Rückkehr einer Legende
Man hat jedoch aus den Fehlern von Teil drei gelernt und besinnt sich beim vierten Straßenkämpfer auf alte Tugenden zurück, sprich leichter Einstieg und übersichtliches aber dennoch tiefgründiges Gameplay. Die Entwickler haben sich also die besten Elemente aus den bisherigen Teilen herausgepickt und unnötigen Ballast, wie das Blocken in der Luft, über Bord geworfen. Zudem mussten sich die Entwickler entscheiden, ob das Spielgeschehen in die dritte Dimension verlegt werden soll. Nach Meinung Yoshinori Ono sollten zwei Dimensionen aber völlig ausreichen und der Mann sollte Recht behalten, denn Prügeln in der dritten Dimension hat das nicht wirklich weiter gebracht. Die Beschränkung auf nur zwei Dimensionen ist kein Nachteil, der sich auf die Komplexität des Spiels auswirkt. Der Einstieg ins Spiel selber gestaltet sich, wie auch in Teil zwei recht einfach, was besonders Einsteiger freut, trotzdem haben selbst Profis genügend Spielraum. Die einen werden ihre Freude an leicht auszuführenden Viertel- und Halbkreisbewegungen haben, während die anderen sich an umfangreichen Konter-, Breaking-, Super-, Ultra- und den neuen Focus-Attacken erfreuen dürfen. Besonders die Focus-Attacken haben es in sich. Zum einen ist man beim Einsetzen einer solchen Attacke beim ersten Treffer Immun, zum anderen kann man durch den Focus auch bestimmte Moves abbrechen und somit den Gegner überraschen. So kann man nun Ryus Shoryuken nach dem ersten Hit mit einem so genannten EX Focus-Attack Move abbrechen und stattdessen einen anderen, stärkeren Move starten. Das war nur ein Beispiel. Es gibt noch unzählige andere Möglichkeiten einen Move abzubrechen und einen stärkeren anzuwenden. Das kann beispielsweise auch den Vorteil haben, dass die Erholungsphase der Charaktere entfällt. Man kann Attacken aber auch canceln, bevor diese überhaupt vom Charakter ausgeführt werden. So kann ein Move mit kurzem Startup durch einen stärkeren Move abgebrochen werden. Das hat den Vorteil, dass eine stärkere Attacke, die eigentlich einen längeren Startup benötigt, schneller ausgeführt werden kann. Auf der anderen Seite muss aber auch erwähnt werden, dass „Street Fighter IV" kein Combo Monster ist. Der Spieler bekommt Combos mit zehn und mehr Hits nur bei Super- und Ultra-Moves, welche dann allerdings automatisch ablaufen, zu Gesicht.
Ryu vs.

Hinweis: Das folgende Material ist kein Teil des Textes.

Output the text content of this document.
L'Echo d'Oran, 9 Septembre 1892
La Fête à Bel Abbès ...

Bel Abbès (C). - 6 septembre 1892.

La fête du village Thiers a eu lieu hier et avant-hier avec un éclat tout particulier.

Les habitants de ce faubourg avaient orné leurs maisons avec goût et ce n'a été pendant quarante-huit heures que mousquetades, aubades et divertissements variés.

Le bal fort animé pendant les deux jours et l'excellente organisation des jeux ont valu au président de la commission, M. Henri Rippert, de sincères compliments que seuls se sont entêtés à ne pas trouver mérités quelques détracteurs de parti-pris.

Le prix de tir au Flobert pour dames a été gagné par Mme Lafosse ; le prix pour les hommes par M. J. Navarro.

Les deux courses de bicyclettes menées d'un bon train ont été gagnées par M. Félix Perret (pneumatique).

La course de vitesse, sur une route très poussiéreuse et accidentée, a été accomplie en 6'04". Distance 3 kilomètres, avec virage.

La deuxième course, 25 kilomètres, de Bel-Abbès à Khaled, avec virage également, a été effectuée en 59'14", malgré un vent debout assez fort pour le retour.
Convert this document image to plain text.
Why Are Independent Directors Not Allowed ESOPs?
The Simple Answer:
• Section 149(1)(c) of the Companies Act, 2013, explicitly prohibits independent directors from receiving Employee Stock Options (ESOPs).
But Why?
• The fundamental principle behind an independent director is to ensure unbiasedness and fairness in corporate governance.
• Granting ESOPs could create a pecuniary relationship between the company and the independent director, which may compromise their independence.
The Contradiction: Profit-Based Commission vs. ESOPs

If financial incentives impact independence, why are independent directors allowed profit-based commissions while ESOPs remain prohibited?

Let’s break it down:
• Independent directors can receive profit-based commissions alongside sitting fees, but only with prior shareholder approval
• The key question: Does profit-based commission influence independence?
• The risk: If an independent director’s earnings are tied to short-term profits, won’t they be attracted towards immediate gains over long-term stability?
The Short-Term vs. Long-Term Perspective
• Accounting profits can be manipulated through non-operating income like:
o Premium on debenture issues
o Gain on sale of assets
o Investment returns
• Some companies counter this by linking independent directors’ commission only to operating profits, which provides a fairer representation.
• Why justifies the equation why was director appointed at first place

Sixaxis
So schön das alles in der Theorie klingen mag, artet es im Kampfgetümmel aber schnell in einen Krampf aus. Nicht etwa, weil das Gameplay zu schnell und hektisch rüberkommt, sondern weil der Sixaxis, bzw. DualShock 3 einfach nicht für Prügelspiele ausgelegt ist. Schon gar nicht, wenn Timing das einzig Wichtige ist! Das D-Pad ist ein Graus und blutende Daumen lassen nicht lange auf sich warten. Zwar passt man sich nach einiger Zeit dem Sony Pad an und im Trainingsmodus funktionieren einige der komplexeren Special Moves mit etwas Übung recht gut, doch im Kampf schaut die Sache dann wieder anders aus, wenn einen der Gegner zusätzlich mit Schlägen eindeckt. Im Zuge der „Street Fighter IV" - Veröffentlichung kommen zwar auch spezielle Fight-Pads und Arcade-Sticks auf den Markt, doch MadCatz verpasste es leider diese in ausreichender Stückzahl herzustellen. So wurde der Termin des Europa-Launch kurzerhand verschoben, während der Rest der Welt bedacht wurde. Nach ersten Meldungen sollen die Fight-Pads, die noch mit einem Review bedacht werden, und die Arcade Sticks das Spielgefühl aber erheblich verbessern und sind deshalb ambitionierten Zockern sicher zu empfehlen.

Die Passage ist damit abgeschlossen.